The Chancellor upon final hearing made said injunction perpetual, and, as we understood counsel in presenting the cause at the bar of this court, the decree is not seriously questioned with respect to stock which had *136 never been issued. In any event, the holding of the Chancellor is well supported by the following authorities: 7 R. C. L., 206; 14 C. J., 394; Cook on Corporations (8 Ed.), vol. 1, sec. 70; Thompson on Corporations, vol. 5, 474-477; Luther v. Luther Co., 118 Wis., 112; Endicott v. Baker (Mass.), 80 N. E., 450 ; Way v. American Grease Co., 60 N. J. Eq., 263; Whittaker v. Kilby, 106 N. Y. Supp., 511; Reese v. Bank, 31 Pa., 78 ; Electric Co. v. Edicon Electric Co., 200 Pa. St., 516; Jones v. Ry. Co., 67 N. H., 119; Crosby v. Stratton (Colo.), 68 Pac., 130; Humboldt Driving Park Assoc. v. Stevens, 34 Nebr., 528; Eidman v. Bowman, 58 Ill., 444; Titus v. Bank (Idaho), 179 Pac., 514.

With respect to the four shares originally issued and subsequently purchased by the corporation, we hold that such purchase was illegal. Darnell-Love Lbr. Co. v. Wiggs, 144 Tenn., 113, 120, citing Whaley v. King, 141 Tenn., 1, 206 S. W., 31; Civil Service Invest. Ass’n v. Thomas, 138 Tenn., 77, 195 S. W., 775; Herring v. Ruskin Co-op. Ass’n (Ch. App.), 52 S. W., 327; Cartwright v. Dickinson, 88 Tenn., 476, 12 S. W., 1030, 7 L. R. A., 706, 17 Am. St. Rep., 190.

Ordinarily the corporation may dispose of treasury stock. 14 C. J., 407.

But, in the absence of statutory authority, a corporation cannot, purchase its own stock, which it has issued, for the purpose of creating treasury stock, even though it may have power to purchase shares of its own stock for a legitimate corporate purpose, as such a purpose is not for a legitimate corporate purpose. 14 C. J., 408; Knickerbocker Import. Co. v. State Bd. of Assessors, 74 N. J. L., 583, 65 Atl., 913, 9 L. R. A. (N. S.), 885.
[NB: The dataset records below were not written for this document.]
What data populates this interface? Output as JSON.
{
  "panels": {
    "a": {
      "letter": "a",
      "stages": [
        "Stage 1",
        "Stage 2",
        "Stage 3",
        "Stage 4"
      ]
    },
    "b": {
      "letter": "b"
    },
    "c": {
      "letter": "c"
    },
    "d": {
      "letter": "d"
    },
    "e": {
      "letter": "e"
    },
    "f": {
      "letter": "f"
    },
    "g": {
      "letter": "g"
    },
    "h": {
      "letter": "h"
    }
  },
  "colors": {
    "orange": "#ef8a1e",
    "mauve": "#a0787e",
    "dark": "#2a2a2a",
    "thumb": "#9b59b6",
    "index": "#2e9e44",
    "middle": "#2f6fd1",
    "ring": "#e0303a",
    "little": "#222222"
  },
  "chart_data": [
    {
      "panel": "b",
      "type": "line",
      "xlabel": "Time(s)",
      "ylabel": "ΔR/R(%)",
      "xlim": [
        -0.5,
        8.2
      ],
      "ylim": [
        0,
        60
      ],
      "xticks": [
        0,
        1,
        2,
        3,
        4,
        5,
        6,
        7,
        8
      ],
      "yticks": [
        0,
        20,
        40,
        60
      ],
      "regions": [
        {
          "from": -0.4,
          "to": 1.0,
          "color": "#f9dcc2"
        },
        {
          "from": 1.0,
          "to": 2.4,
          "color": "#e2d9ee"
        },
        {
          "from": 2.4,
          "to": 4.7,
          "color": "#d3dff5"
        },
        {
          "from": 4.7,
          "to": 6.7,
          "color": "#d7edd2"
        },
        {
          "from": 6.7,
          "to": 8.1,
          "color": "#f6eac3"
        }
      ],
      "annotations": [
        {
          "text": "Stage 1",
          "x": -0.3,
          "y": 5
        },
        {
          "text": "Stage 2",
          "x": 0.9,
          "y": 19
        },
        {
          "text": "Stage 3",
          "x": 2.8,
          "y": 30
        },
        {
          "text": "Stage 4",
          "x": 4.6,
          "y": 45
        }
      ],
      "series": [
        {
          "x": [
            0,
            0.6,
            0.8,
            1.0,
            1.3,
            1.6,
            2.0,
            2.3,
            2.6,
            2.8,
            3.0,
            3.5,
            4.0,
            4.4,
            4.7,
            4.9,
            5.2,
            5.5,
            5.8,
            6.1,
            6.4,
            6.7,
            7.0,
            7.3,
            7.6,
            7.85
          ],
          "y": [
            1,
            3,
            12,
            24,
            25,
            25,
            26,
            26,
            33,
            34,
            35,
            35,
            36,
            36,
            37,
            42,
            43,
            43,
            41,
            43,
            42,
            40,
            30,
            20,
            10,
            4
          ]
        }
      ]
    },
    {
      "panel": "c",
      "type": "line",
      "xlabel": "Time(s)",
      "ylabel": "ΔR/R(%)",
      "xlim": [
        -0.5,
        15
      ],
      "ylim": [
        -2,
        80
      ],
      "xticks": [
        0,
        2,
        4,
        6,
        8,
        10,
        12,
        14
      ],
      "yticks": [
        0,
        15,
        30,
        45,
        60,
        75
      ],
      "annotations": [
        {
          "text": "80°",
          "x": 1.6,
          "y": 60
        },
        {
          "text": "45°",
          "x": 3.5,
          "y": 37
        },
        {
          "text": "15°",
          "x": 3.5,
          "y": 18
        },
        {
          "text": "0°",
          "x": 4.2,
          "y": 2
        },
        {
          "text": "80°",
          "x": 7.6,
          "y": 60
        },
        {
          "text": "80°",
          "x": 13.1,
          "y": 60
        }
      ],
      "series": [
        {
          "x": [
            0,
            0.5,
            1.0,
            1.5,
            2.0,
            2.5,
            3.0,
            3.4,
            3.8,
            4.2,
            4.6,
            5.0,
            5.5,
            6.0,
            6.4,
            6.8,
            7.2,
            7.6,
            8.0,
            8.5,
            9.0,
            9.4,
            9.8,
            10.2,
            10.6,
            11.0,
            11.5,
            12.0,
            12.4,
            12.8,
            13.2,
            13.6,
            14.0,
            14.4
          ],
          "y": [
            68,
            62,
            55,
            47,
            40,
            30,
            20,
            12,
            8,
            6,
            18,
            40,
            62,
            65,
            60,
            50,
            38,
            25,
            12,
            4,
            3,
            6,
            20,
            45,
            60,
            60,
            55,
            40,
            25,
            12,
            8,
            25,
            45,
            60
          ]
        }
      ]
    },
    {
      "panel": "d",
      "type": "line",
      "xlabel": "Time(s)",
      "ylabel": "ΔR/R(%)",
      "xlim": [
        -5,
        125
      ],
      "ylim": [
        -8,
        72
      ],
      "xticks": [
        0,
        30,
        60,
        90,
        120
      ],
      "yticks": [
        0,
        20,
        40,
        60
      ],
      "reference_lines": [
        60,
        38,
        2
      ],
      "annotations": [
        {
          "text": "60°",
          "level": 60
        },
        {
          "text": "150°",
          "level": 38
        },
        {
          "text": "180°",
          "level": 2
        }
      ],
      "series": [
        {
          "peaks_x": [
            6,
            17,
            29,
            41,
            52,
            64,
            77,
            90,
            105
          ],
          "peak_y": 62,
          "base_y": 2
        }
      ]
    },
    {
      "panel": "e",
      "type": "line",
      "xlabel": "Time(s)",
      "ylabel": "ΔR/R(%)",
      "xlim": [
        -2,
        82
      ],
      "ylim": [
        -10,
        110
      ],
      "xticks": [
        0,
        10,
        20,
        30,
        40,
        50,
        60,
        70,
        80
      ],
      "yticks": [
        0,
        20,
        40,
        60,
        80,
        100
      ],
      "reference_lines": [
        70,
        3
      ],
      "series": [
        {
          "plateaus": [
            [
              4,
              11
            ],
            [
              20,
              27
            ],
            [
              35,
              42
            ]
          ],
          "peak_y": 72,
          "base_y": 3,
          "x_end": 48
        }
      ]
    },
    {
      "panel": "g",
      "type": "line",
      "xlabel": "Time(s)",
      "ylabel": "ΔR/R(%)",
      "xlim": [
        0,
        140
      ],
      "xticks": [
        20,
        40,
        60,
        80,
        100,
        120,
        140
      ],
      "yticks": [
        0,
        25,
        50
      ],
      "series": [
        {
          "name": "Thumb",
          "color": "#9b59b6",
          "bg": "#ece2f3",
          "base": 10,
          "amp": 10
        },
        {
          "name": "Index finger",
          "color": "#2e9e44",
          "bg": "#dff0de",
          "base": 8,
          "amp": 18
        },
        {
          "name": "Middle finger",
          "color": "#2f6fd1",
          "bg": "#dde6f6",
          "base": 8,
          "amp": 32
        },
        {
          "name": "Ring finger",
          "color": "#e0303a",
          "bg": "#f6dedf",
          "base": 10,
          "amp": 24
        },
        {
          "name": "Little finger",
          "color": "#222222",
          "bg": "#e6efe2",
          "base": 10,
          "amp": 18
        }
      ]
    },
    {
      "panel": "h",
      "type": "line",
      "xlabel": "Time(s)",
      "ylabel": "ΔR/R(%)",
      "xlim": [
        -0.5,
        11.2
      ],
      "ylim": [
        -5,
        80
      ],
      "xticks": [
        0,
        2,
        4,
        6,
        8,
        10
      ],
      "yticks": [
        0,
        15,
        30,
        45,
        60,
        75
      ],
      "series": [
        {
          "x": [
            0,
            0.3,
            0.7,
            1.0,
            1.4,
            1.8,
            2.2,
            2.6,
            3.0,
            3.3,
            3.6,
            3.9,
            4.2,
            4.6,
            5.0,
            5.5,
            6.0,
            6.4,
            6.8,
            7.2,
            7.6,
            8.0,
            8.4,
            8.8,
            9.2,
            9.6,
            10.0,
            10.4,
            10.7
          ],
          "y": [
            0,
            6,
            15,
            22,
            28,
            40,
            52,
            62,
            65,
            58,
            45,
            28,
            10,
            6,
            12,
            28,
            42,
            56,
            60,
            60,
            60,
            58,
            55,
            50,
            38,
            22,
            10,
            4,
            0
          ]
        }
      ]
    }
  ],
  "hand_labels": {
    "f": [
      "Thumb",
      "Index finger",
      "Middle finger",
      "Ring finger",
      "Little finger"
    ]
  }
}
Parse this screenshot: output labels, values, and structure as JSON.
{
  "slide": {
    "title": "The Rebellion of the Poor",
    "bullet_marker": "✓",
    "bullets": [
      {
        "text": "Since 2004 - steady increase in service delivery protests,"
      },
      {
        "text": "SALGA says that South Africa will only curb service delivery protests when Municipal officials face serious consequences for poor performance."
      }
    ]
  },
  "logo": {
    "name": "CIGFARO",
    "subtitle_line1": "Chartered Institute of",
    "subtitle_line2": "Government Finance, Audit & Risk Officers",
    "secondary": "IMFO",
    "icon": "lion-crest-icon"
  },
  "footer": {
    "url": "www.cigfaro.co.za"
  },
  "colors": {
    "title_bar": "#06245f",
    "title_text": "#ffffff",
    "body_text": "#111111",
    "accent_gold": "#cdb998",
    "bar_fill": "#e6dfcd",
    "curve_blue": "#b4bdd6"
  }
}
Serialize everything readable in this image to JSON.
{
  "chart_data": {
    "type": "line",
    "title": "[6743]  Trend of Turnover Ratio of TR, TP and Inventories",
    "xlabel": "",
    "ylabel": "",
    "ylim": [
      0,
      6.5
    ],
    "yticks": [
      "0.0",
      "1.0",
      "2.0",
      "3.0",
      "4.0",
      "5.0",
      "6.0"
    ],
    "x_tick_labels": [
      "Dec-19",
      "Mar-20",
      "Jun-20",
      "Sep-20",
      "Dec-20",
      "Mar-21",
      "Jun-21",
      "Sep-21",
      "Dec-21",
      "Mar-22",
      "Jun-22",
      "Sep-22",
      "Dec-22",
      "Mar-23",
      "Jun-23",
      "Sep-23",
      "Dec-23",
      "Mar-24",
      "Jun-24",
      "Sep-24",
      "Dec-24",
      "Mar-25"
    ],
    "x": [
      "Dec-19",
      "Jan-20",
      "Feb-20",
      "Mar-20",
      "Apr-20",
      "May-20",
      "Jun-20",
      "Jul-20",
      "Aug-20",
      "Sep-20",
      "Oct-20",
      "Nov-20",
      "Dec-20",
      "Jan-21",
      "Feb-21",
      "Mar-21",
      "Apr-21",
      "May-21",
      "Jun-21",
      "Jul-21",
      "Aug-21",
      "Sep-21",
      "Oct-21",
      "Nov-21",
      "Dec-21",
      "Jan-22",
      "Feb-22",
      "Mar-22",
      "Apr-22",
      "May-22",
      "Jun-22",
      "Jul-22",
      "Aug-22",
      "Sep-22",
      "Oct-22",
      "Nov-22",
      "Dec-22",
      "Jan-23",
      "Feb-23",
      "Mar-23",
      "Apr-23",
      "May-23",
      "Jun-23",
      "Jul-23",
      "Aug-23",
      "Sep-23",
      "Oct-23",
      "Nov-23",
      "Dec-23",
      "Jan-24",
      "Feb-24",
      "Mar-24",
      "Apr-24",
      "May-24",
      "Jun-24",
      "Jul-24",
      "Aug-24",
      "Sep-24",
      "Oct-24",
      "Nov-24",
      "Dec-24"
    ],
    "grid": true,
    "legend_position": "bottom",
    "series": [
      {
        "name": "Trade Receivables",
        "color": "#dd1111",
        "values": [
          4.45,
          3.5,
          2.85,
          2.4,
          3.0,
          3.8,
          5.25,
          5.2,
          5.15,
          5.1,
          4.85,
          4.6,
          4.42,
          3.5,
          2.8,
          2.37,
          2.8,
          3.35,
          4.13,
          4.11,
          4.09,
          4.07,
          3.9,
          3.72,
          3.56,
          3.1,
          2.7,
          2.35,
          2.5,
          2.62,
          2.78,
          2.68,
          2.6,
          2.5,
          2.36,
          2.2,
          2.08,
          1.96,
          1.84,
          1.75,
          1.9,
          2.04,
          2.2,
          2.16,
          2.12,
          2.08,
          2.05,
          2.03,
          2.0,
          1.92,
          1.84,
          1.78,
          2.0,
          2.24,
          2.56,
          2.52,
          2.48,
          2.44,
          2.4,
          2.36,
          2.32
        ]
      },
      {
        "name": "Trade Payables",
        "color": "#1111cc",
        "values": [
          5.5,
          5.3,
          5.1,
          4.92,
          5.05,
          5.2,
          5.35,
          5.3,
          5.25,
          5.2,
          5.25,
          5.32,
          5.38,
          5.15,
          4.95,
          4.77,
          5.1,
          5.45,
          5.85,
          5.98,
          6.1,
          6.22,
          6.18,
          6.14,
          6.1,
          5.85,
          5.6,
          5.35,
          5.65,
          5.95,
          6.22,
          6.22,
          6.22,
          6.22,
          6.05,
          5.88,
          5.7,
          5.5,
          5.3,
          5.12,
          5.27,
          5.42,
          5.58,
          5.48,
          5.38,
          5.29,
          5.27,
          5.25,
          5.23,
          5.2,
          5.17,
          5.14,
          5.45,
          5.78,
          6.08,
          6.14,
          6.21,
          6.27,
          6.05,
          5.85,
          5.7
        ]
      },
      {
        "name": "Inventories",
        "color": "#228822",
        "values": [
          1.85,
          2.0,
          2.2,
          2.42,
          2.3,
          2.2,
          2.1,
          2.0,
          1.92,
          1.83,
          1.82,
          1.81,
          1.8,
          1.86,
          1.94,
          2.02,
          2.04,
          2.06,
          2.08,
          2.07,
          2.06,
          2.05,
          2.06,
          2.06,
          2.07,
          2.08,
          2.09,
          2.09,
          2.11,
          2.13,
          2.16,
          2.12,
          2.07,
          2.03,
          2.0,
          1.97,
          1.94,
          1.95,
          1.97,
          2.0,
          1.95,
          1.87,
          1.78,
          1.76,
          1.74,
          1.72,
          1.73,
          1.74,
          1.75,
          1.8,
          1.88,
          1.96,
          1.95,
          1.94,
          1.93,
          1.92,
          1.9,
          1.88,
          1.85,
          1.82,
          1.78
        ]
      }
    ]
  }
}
Even where the corporation is authorized to purchase its outstanding stock, it would seem that the di *137 rectors, in their trust relation to the stockholders, cannot dispose ©f such stock for the purpose of acquiring a majority of the stock, and thus gain control of the corporation. This- is not a fair exercise in good faith of the power with which they are clothed. Dunn v. Acme Co. (Wis.), 169 N. W., 279; Jones v. Morrison (Minn.), 16 N. W., 854; Elliott v. Baker, 194 Mass., 518.

We are of the opinion that the complainants are entitled to the injunction prayed for, and the decree of the Chancellor will be affirmed.

In the second above-entitled cause there is involved the validity of the following by-law of the corporation, to-wit:

“No stock in this company can, or shall be, transferred except upon the books of this company. Any stockholder desiring to dispose of his stock shall first notify the board of directors, in writing, of such desire, and the board of directors shall have the option (for the company) of buying the same at such figure as the stock is actually worth.